Sebab, narasi yang diusung oleh Trump mengisyaratkan bahwa dirinya akan menaikan tarif impor barang terutama yang berasal dari China.
“Ini ada spillovernya ke Indonesia, ekspor Indonesia ke China turun. Ini kenapa ke trade balance bisa tertekan akan hal ini,” katanya.
Ia mencontohkan, pada 2018-2019 lalu saat pembatasan ekspor tersebut terjadi maka ekspor Indonesia ke China juga turut mengalami penurunan. Maka jika Trump terpilih, Rangga menilai akan sangat berdampak terhadap kinerja ekspor RI.
Sementara Penanaman Modal Asing (PMA/FDI), Rangga memprediksi bahwa dari sebelumnya sempat melambat akibat investor masih wait and see akan segera kembali pulih, menyusul kepastian transisi pemerintahan yang berlangsung.

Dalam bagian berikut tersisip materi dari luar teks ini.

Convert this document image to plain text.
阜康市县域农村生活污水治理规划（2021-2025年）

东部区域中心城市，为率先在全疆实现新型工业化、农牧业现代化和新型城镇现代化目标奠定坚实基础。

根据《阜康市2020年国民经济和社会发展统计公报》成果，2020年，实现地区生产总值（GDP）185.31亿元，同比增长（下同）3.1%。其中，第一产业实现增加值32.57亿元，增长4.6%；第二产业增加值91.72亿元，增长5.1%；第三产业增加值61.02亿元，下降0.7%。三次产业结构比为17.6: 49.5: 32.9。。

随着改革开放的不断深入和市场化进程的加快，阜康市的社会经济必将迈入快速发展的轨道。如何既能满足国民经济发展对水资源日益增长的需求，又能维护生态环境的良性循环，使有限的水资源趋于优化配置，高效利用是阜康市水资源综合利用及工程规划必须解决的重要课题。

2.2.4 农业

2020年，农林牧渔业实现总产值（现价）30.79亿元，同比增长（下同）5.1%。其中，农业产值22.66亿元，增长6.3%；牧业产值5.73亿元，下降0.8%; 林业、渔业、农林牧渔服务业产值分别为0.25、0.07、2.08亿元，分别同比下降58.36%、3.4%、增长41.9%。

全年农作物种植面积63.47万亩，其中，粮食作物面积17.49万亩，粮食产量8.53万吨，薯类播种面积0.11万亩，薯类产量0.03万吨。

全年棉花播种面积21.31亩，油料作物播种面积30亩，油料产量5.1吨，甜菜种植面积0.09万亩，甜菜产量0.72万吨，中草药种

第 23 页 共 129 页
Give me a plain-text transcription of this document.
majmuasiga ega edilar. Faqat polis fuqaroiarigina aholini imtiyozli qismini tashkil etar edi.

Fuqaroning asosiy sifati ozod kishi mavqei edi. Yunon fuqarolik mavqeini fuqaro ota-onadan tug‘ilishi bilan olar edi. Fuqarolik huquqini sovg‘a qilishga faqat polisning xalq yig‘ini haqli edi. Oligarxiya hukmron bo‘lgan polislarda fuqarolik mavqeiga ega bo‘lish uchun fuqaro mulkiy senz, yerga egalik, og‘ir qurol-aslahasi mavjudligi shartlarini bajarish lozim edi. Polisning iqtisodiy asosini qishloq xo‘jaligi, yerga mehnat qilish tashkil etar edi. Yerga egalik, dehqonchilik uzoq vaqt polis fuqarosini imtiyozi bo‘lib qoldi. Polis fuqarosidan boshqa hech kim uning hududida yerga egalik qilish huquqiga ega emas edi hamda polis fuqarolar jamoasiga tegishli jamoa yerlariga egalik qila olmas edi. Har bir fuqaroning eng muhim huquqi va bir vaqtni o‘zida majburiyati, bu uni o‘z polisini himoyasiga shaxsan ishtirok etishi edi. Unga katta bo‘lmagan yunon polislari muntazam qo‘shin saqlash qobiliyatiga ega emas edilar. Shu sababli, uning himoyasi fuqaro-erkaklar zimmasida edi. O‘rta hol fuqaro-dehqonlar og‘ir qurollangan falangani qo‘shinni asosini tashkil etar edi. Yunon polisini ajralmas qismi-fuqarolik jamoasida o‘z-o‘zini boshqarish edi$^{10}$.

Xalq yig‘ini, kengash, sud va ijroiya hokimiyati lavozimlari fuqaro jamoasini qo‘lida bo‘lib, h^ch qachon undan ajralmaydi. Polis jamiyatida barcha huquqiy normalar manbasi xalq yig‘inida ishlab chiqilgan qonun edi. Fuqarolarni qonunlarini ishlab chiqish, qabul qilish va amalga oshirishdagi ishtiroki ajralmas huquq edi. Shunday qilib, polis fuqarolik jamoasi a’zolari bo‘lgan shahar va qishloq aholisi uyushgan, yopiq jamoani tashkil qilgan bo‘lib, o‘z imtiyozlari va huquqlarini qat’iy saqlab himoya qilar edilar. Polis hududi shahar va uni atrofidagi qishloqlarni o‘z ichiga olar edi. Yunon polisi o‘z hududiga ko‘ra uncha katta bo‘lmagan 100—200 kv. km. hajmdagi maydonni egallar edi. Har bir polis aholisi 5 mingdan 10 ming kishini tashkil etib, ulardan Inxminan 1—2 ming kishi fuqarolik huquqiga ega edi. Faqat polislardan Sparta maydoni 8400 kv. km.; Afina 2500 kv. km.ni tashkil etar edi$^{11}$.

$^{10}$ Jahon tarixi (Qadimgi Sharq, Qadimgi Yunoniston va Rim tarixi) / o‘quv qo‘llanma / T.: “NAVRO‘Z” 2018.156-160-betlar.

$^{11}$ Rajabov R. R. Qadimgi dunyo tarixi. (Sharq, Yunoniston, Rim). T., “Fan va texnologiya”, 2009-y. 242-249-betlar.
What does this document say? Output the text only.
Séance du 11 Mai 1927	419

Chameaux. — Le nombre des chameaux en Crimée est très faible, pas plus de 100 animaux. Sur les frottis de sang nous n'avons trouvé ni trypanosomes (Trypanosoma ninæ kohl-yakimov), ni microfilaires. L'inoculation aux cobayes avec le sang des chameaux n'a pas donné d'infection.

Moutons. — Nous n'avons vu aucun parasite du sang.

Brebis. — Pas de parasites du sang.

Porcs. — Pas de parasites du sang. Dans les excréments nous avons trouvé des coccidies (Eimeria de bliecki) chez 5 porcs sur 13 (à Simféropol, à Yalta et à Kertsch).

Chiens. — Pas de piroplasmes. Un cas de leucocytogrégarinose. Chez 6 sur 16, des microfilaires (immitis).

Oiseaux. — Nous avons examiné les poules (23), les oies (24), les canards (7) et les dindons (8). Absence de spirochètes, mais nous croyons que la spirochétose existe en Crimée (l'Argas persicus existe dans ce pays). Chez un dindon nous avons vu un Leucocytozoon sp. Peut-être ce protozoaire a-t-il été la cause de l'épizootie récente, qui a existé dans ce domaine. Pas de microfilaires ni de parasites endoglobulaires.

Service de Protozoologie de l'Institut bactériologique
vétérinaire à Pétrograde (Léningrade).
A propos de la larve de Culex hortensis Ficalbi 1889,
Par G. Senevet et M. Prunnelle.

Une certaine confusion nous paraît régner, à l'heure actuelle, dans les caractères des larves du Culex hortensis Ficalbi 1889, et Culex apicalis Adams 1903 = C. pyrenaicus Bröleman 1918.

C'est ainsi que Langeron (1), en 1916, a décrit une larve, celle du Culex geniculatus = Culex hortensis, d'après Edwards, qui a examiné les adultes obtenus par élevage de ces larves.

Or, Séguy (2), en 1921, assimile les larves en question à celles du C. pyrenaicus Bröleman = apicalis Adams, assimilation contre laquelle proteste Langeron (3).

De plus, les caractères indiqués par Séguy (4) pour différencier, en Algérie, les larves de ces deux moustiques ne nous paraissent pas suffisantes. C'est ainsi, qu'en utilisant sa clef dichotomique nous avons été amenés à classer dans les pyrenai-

“Tapi biasanya akan menguat menjelang berakhiran pemilu dan setelahnya. Nah kita lihat memang dari data yang ada sampai kuartal 1, itu Foreign Direct Investment sudah menguat,” ucap Rangga.
Sebagai informasi, pada 26 Juli 2024 lalu rupiah melemah ke level Rp16.290/US$ pada penutupan pasar spot pada hari itu, mencerminkan pelemahan 0,62% dibanding posisi pekan sebelumnya.
Pelemahan rupiah pekan itu menjadi yang terburuk di Asia, disusul oleh dolar Taiwan 0,29%, rupee India 0,07%, serta peso Filipina 0,01%, berdasarkan data yang dikompilasi oleh Bloomberg. Selebihnya, mata uang Asia cenderung bergerak menguat selama sepekan tersebut.
Sementara itu, Bank Indonesia (BI) memperkirakan transaksi berjalan pada 2024 berada dalam kisaran defisit 0,1%-0,9% terhadap PDB. Di sisi lain, bank sentral memperkirakan neraca transaksi modal dan finansial mencatatkan surplus.